Results of the HOC revealed significant statistical differences by the effects of the climate and depth, without differences found for the soil use system. Since HOC is higher in a cold climate according to the depth it is higher in the deepest layer (10 to 20 cm) and lower in the surface (0 to 5 and 5 to 10 cm).
The statistical analysis of the MBOC showed that there was a statistically significant effect due to the climate, the use, and the depth. A cold climate presents the highest amount of MBOC. The first two layers present a higher MBOC and the effect of the soil is shown in the higher contents in pasture and oil palm, while a lower content is found in crops and forests. These results are similar to the ones reported by Moraes-Sa et al. (2009), who reported a positive linear correlation between the MBOC and the POC.
A high positive correlation between the SA>2.36 mm and the sand contents and POC was found. On the other hand, a negative correlation was found between the SA>2.36 mm with the clay content, the silt content, the Bd and the HI (Tab. 6). For the SA<0.30 mm, a high positive correlation is observed with the clay content, the silt content and the HI. In contrast, the correlation is negative between the SA<0.30 mm with the sand content and the POC.
SA: Stable agregates, MWD: Mean weighted diameter of the stable aggregates, Bd: Soil bulk density, TOC: Total organic carbon content, POC: Particulate organic matter pool, HOC: Mineral organic matter pool, MBOC: Carbon of the soil microbial biomass, HI: humification index.

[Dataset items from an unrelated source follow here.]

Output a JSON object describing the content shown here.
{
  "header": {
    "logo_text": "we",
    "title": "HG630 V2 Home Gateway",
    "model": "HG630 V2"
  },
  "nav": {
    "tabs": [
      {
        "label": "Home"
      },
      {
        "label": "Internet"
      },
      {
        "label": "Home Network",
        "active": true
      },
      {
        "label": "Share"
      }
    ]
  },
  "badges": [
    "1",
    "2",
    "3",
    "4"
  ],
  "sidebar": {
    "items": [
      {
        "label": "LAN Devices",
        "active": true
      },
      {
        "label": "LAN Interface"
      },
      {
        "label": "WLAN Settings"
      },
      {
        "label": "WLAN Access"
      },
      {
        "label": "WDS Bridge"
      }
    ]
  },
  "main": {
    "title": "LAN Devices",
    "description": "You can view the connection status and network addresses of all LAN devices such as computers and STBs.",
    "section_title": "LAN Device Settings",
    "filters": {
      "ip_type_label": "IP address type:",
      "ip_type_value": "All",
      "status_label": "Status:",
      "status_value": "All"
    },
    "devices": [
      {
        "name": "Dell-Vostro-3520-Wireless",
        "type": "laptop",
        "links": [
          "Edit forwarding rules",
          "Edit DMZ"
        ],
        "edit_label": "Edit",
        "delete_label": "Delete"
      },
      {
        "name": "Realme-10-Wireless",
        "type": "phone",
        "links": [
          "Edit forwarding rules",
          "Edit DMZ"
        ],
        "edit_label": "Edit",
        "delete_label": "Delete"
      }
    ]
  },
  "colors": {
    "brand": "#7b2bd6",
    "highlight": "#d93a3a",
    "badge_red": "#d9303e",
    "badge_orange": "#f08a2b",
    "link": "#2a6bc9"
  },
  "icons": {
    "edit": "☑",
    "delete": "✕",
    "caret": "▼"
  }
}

*Represents a high correlation.
With regard to the MWD, a high positive correlation with the sand content and the POC was observed. However, a negative correlation with the Bd, the humification and the clay and silt contents was observed. This agrees with the study by Pulido et al. (2009) who observed that the predominance of silts may cause disintegration and affect structural stability. Additionally, when there is a lower contribution of the organic compounds that stabilize the structure (higher humification), the structural stability decreases.
From the comparison functions of variable pairs (Fig. 4), the most relevant correlations are evident, and this helps to understand the relationship between structural stability and the SOC. The MWD and the SA>2.36 mm increase linearly when there is a higher POC, but they decrease when the humification index increases. For the SA<0.30 mm, a linear decrease can be observed when there is a higher content of POC, but an increase can be observed when there is a higher humification index. Similar results were obtained by Tivet et al. (2013) who found a positive relationship between the particulate OC with an increase of the SA of larger sizes.
Conclusions
From the two climates considered in the study, the soil of a cold climate showed better aggregate stability, which confirms the correlation of macroaggregates with high TOC and POC in soils. This also indicates that the poor structural stability in the soil of warm climate is related to low TOC and POC.
None of the soil use systems has significantly affected the good structural stability of soil in a cold climate. However, a decrease in the structural stability of the soil was observed with crop use. This confirms the effect of intensive agricultural management on aggregation because of the reduction of organic carbon in the soil.
It is necessary to promote the increase of the TOC and POC in the soil of a warm climate to improve aggregate stability. This can be achieved by increasing the incorporation of organic residues in the soil. In soils of cold climate, all the soil use systems must preserve the TOC and the maintenance of a high POC content.